Since I had recently shared I would be extending for one more year with Peace Corps, it’s been a bit of a transitional time lately. Between thinking about wrapping things up here with my current site and host family, to looking for a place to live at my next site, and also thinking ahead to special home leave, it reminds me what an incredible grand adventure I’ve been in since filling out my Peace Corps application in 2013.
As I look back over the past 2 years, it’s really hard to put it into words and to choose a few images of the thousands of photos I have taken over this time to even begin to describe how I feel about it all. I understand that this is a process that will take some time, years even for it to all unfold.
As I take time to reflect and think about these past 2 years, I find myself reflecting even further back to before I submitted my acceptance letter. I was sitting in my boss’s office almost in tears explaining to her that I was most likely leaving because I applied to the Peace Corps and was accepted to serve in a country I had never heard of. I remember how my stomach felt all tied up in knots, thinking about all the “what-ifs” and explaining what I knew so far, which wasn’t much. I clearly remember stating that if I didn’t do this, I would regret it later in life. And here I am, on the other side of 2 years. I made it. No regrets. And I’m signing up for 1 more.
There’s no going back, no undo button, no rewind. Things have changed. My family & friends have changed. I’ve changed. I’m so much better at playing charades now. I laugh at myself a lot more especially in awkward or challenging scenarios I find myself in. It doesn’t phase me anymore to get in front of a large group of people to speak or to conduct a training. I talk about complex things in a language I never spoke before (or at least I try). My views have been challenged and my perspective widened. And the list goes on… full of many ‘changes’. Typically I’m not very good at embracing change, but if that’s one thing that I continue to learn on a daily basis, sometimes multiple times, is that change is going to happen whether I like it or not. It’s all in how I handle it and approach the changes that are thrown my way.

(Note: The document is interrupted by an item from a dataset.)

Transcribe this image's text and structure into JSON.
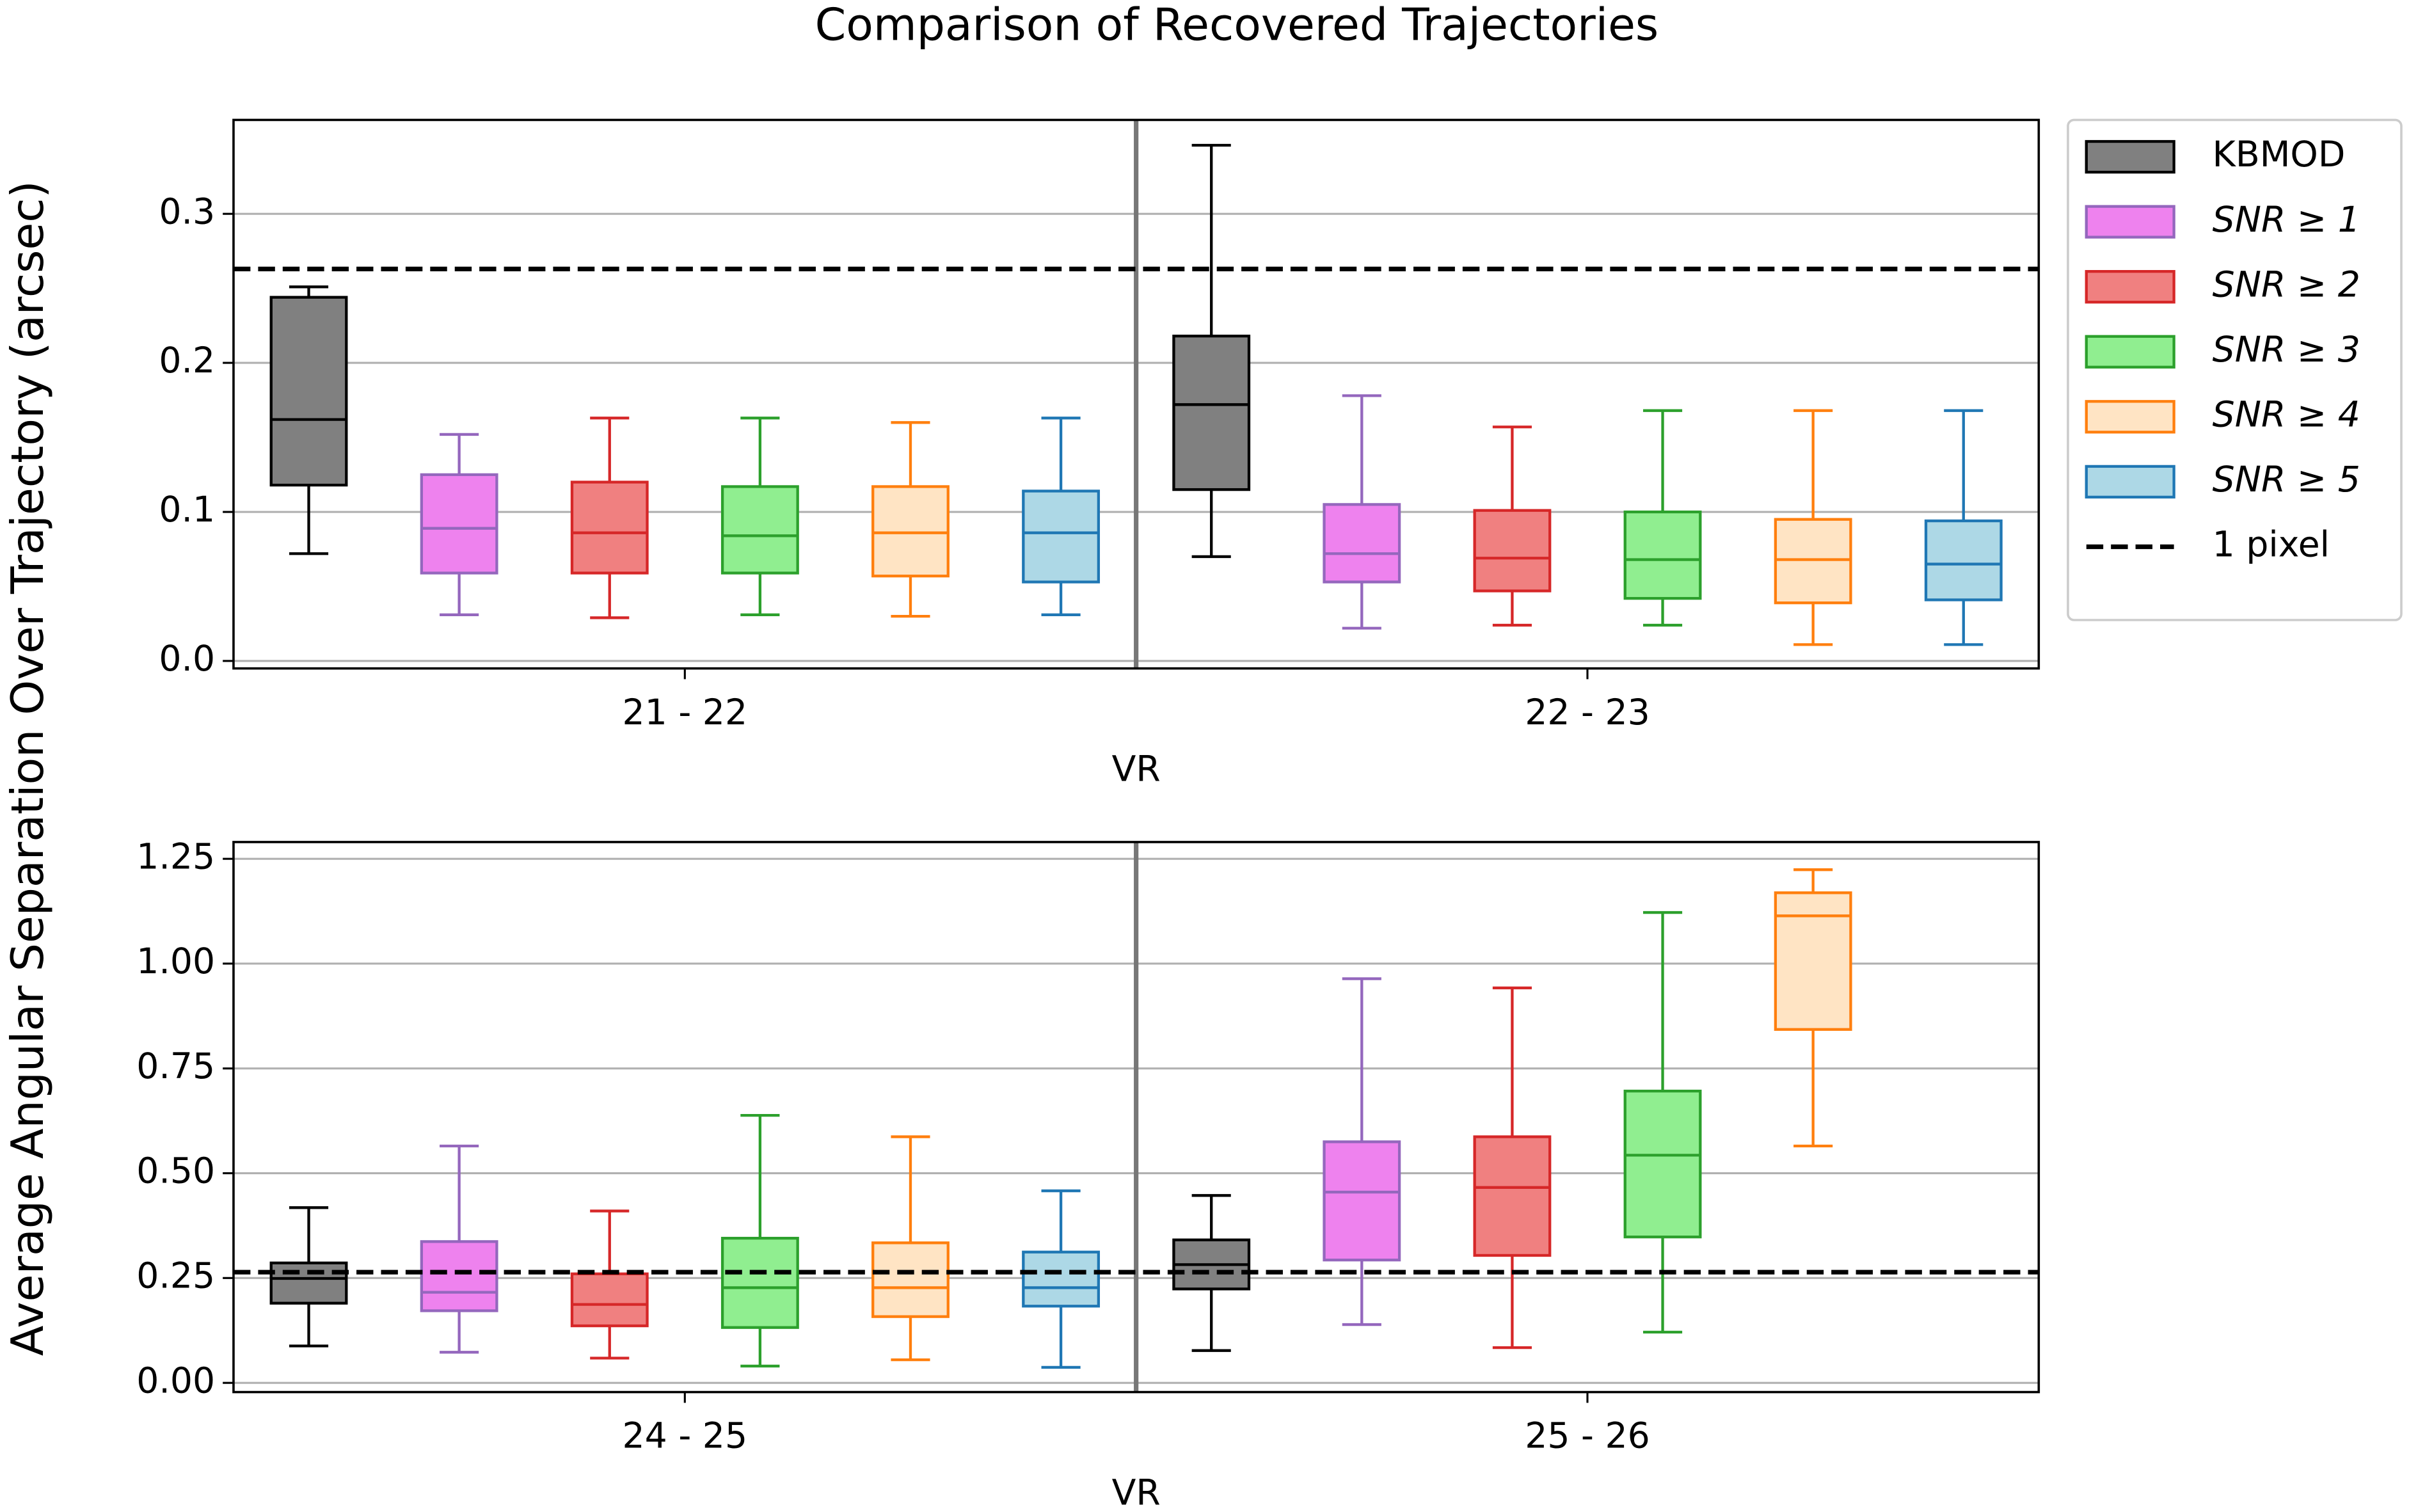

So now, as I look ahead at the unknown which I am sure is full of many more surprises, challenges, and changes, I cannot but help to look back and reflect on all the stories, laughter, challenges, and tears that these two years have held. They have been difficult, they have been strange, they have been awkward, they have been challenging, they have been sweet, and they have been adventurous. But most of all, they have been good.
As I make this next transition, I hope that I don’t wish the time away to move swiftly onto the “next thing” and really take the time to enjoy the people I am with in the moment at that time wherever I may be. I realize this is just the beginning as I reflect upon these past 2 year, and in another year I’ll have 3 years to look back on as a Peace Corps Volunteer. It is well. Until then, numai bine.